PARIS, France: A French court on Monday reduced on appeal the jail sentences of three men convicted over the 2020 terrorist beheading of a teacher who showed a class cartoons of the Prophet Muhammad.
Samuel Paty, 47, was murdered in October 2020 by an 18-year-old radical Islamist of Chechen origin in an act that horrified France.

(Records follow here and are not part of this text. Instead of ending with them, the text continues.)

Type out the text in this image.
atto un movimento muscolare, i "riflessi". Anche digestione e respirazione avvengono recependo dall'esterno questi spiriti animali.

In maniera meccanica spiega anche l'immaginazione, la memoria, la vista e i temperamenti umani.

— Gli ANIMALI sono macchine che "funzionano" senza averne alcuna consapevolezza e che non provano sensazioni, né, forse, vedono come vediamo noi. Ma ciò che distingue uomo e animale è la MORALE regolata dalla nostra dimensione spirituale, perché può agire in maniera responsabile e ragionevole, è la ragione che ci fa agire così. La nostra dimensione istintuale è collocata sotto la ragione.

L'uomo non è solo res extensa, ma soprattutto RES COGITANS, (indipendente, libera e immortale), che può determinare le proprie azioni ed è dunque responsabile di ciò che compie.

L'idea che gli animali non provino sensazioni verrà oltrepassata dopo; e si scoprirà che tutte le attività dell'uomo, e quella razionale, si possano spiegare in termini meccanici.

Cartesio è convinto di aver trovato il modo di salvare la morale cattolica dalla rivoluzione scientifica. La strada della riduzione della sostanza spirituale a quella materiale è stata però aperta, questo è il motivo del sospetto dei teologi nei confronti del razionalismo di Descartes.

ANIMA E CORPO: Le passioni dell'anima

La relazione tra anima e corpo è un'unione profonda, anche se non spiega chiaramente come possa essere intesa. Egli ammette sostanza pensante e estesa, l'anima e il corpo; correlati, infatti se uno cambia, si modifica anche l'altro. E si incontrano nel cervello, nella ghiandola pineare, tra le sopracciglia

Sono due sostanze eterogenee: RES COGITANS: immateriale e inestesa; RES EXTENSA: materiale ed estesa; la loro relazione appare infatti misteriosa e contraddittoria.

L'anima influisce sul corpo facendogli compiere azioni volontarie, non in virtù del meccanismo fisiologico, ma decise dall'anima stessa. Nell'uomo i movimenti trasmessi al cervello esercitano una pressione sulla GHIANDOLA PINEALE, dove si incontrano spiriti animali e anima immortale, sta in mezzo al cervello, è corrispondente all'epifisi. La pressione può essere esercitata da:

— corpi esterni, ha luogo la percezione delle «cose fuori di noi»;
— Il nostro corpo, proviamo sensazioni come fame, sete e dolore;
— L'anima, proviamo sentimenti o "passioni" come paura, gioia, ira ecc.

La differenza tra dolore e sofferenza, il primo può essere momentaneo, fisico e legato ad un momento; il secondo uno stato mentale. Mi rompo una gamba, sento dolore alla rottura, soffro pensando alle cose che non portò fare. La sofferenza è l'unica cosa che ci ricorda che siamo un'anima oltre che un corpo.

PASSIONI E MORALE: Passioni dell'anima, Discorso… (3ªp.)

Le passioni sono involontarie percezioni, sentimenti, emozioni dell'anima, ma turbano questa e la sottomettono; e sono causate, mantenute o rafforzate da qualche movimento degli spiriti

His attacker, Abdoullakh Anzorov, was killed in a shootout with police.
Two friends of Anzorov, French national Naim Boudaoud and Azim Epsirkhanov, a Russian of Chechen origin, had their sentences of 16 years in prison reduced to six and seven years respectively by a Paris court of appeal.
Both were accused of having driven Anzorov and helping him to procure weapons before the beheading.
Brahim Chnina, the Moroccan father of a girl who falsely claimed that Paty had asked Muslim students to leave his classroom before showing the caricatures, had his 13-year sentence reduced to 10 years.
His daughter, then aged 13, was not actually in the classroom at the time and during the first trial apologized to the teacher’s family.
The court however left the 15-year term for French-Moroccan Islamist activist Abdelhakim Sefrioui untouched.
The quartet were among the seven men and one woman found guilty in 2024 of contributing to the climate of hatred that led to the beheading of the history and geography teacher in Conflans-Sainte-Honorine, west of Paris.
Paty, who has become a free-speech icon, used the cartoons as part of an ethics class to discuss freedom of expression laws in France.